Daily vitamin D intake protects against respiratory infections in children

Published on August 21, 2012 at 12:51 AM · No Comments

A study conducted in Mongolian schoolchildren supports the possibility that daily vitamin D supplementation can reduce the risk of respiratory infections in winter. In a report that will appear in the journal Pediatrics and has received early online release, an international research team found that vitamin D supplementation decreased the risk of respiratory infections among children who had low blood levels of vitamin D at the start of the study.

"Our randomized controlled trial shows that vitamin D has important effects on infection risk," says Carlos Camargo, MD, of Massachusetts General Hospital (MGH), the study's corresponding author. "In almost 250 children with low blood levels of vitamin D during winter, we found that taking a daily vitamin D supplement cut in half the risk of a respiratory infection."

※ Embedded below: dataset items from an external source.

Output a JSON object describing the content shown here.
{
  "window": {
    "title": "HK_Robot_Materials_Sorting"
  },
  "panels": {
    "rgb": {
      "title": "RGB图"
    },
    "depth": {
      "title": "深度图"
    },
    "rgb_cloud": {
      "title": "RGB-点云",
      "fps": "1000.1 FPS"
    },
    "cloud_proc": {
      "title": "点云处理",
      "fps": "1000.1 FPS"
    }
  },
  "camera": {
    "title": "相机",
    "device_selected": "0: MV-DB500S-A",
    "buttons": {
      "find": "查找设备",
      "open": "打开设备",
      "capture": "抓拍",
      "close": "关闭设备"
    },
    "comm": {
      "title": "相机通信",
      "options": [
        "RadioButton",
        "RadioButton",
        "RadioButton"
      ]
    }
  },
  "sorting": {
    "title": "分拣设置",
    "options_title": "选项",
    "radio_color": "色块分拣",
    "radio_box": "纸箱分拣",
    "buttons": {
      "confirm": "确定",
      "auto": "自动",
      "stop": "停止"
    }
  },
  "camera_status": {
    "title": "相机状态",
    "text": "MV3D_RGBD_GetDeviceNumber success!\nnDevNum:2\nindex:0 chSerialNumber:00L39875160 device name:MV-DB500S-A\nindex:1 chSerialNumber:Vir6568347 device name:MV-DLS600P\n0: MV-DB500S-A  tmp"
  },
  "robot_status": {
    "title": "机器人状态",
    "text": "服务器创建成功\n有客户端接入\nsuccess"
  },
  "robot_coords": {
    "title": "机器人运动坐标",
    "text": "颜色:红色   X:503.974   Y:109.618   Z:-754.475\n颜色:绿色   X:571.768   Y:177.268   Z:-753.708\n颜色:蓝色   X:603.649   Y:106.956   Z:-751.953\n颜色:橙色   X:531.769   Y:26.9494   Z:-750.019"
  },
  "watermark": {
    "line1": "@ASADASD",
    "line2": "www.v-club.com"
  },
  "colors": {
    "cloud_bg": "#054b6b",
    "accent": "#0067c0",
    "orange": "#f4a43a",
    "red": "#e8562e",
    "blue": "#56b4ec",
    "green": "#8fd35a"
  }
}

Several recent investigations have suggested that vitamin D - best known for its role in the development and maintenance of strong bones - has additional important roles, including in immune function. Studies led by Camargo and other researchers have associated higher vitamin D levels with reduced risk of respiratory infections such as colds or flu, but such observational studies cannot prove that the vitamin actually protects against infection. That kind of evidence must come from randomized controlled trials comparing two similar populations that either do or do not receive an intervention such as vitamin D supplementation. The first such trial, in Japanese schoolchildren, had equivocal results, showing a reduction in the risk of one type of influenza but no effect on another type, so many organizations have called for further randomized trials to settle the issue.

Since vitamin D is naturally produced by the body in response to sunlight, maintaining adequate levels in winter is particularly challenging in areas such as the northern U.S. and Canada that have significant seasonal variations in daily sunlight. The current study analyzed data from the Blue Sky Study, conducted in Ulaanbaatar, Mongolia, by a team led by Harvard investigators in collaboration with local health researchers. Mongolians are known to be at high risk for vitamin D deficiency, especially during winter, and the Blue Sky Study followed schoolchildren, all of whom were found to have low blood levels of 25-hydroxyvitamin D (25OHD), which is considered the best measure of vitamin D status, at the study's outset.